Chuck Schuldiner: Lust for Life
He called his band Death, but Chuck Schuldiner loved life, family and of course, metal.
His enthusiasm was in large part fueled by his love of Kiss, who by this time in the late Seventies had reached their commercial zenith. For years, they were Chuck’s favorite group, as evidenced by a family photo in which a very young Chuck is dressed up like Paul Stanley. At the age of 13, he was treated to his first Kiss concert, courtesy of his mother.
By then, he had discovered metal through New Wave of British Heavy Metal acts, including Raven and, his favorite, Iron Maiden, whose guitar tandem of Dave Murray and Adrian Smith were critical to forming his love of heavy, but melodic, guitar lines. In lieu of guitar lessons, Chuck had begun to teach himself to play by ear, listening to the songs he loved and, with uncommon determination for an adolescent, sounding them out on the fretboard of his guitar. “He had a very good ear for music early on, and what he listened to he taught himself to play,” says his mother. “He absolutely loved doing that.”
In the metal-intensive years of the early Eighties, Chuck found no shortage of fresh inspiration. In addition to U.S. bands like Van Halen, he was captivated by Scandinavian metal acts such as Hellhammer and Mercyful Fate, and Britain’s Venom, who would inform his growing death metal sensibilities. In 1983, the arrival of thrash acts like Metallica, Possessed and Slayer introduced him to music heavier and more brutal than anything he heard before. By then, he was 16 and coming into his own as a guitarist. “I was lucky to start playing guitar in the Eighties,” he told Pit, “when so many great players were around to inspire me, like Yngwie Malmsteen, Van Halen and especially Dave Murray and Adrian Smith of Iron Maiden.”
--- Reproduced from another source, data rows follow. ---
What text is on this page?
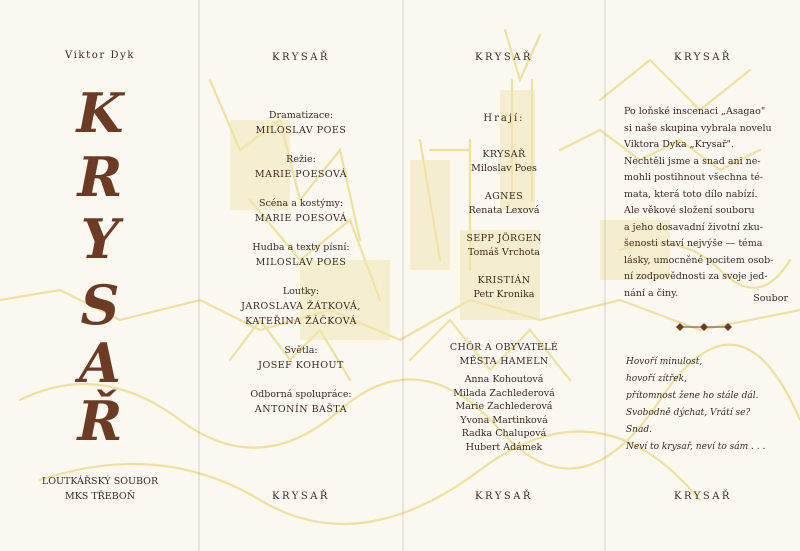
Viktor Dyk
K
R
Y
S
A
Ř
LOUTKÁŘSKÝ SOUBOR
MKS TŘEBOŇ
KRYSAŘ
Dramatizace:
MILOSLAV POES
Režie:
MARIE POESOVÁ
Scéna a kostýmy:
MARIE POESOVÁ
Hudba a texty písní:
MILOSLAV POES
Loutky:
JAROSLAVA ŽÁTKOVÁ,
KATEŘINA ŽÁČKOVÁ
Světla:
JOSEF KOHOUT
Odborná spolupráce:
ANTONÍN BAŠTA
KRYSAŘ
KRYSAŘ
Hrají:
KRYSAŘ
Miloslav Poes
AGNES
Renata Lexová
SEPP JÖRGEN
Tomáš Vrchota
KRISTIÁN
Petr Kronika
CHÓR A OBYVATELÉ
MĚSTA HAMELN
Anna Kohoutová
Milada Zachlederová
Marie Zachlederová
Yvona Martinková
Radka Chalupová
Hubert Adámek
KRYSAŘ
KRYSAŘ

Po loňské inscenaci „Asagao"

si naše skupina vybrala novelu

Viktora Dyka „Krysař".

Nechtěli jsme a snad ani ne-

mohli postihnout všechna té-

mata, která toto dílo nabízí.

Ale věkové složení souboru

a jeho dosavadní životní zku-

šenosti staví nejvýše — téma

lásky, umocněné pocitem osob-

ní zodpovědnosti za svoje jed-

nání a činy.	Soubor
Hovoří minulost,
hovoří zítřek,
přítomnost žene ho stále dál.
Svobodně dýchat, Vrátí se?
Snad.
Neví to krysař, neví to sám . . .
KRYSAŘ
Chuck’s growing fondness for extreme metal was no cause for alarm around the Schuldiner household. Malcolm and Jane had always been supportive of their children’s interests, and Frank’s death only brought the family closer. “There is always fear involved when a child dies, and I watched diligently, afraid it could happen again,” says Jane. “Chuck’s father worked and had tennis and other hobbies, so I was more involved with Chuck and his interests, as I was with my other children.”
And so when Chuck decided to form a band with two local high schoolers, the garage was given up to the group’s rehearsals. They called themselves Mantas, a pseudonym first adopted by Venom guitarist Jeffrey Dunn. Chuck’s cohorts in this venture were guitarist Frederick DeLillo, rechristened Rick Rozz, and drummer/singer Barney “Kam” Lee. The band had no bassist. Chuck wrote most of the band’s material and occasionally shared vocal duties with Lee. Shortly after forming, Mantas released a five-track cassette called Death by Metal, recorded in Schuldiner’s garage. Its cover photo featured the three band members in front of a sign that reads “Danger High Voltage.”
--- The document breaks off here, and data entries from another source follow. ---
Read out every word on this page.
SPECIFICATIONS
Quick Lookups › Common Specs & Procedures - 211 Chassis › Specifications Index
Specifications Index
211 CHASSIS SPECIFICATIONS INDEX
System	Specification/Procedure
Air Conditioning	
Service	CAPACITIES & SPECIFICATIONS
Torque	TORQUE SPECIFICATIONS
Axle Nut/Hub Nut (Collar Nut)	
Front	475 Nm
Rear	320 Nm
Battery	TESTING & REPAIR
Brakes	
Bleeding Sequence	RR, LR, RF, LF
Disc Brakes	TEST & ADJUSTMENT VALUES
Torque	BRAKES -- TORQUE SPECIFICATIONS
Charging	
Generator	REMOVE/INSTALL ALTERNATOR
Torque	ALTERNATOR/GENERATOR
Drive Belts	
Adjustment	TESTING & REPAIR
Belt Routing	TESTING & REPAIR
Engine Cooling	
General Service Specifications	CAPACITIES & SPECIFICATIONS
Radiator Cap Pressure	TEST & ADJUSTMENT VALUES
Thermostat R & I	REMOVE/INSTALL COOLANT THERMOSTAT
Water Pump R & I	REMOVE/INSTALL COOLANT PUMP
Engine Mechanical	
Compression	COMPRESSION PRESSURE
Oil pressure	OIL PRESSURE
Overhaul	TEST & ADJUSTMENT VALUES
Public reception to the group was anything but electric, however. That, combined with internal band tensions, led to Mantas’ breakup in late 1984. For the first of many times to come, Chuck found himself searching for new band members. Not surprisingly, given the uncommon nature of his music, he found his options within the Orlando area limited. Within weeks of Mantas’ breakup, Chuck had reconciled with Rozz and Lee. The old lineup reconvened but with a new lead singer—Chuck—and a new name: Death.
If ever Chuck’s music had alarmed his parents, they did not try to deter him. Even now, as he rubbed against the still-fresh wounds of Frank’s untimely death, they kept silent. “I always thought that the name of the band derived from the death of his brother,” says Jane. “And while the word had such painful memories, I did not object.”
Under Chuck’s leadership, Death began to find its distinctive voice. As the writer and, now, singer of the group’s lyrics, he turned the focus of Death’s songs away from Lee’s preferred devil imagery and toward gore. The group released the five-song cassette Reign of Terror in October 1984, and the three-track Infernal Death tape in March 1985. Both were sold in the underground cassette-trading market. Response to Death’s music was good, but shortly after issuing Infernal Death, the trio broke up again. While Lee and Rozz joined Massacre, another death metal act that had formed the previous year, Chuck weighed his options.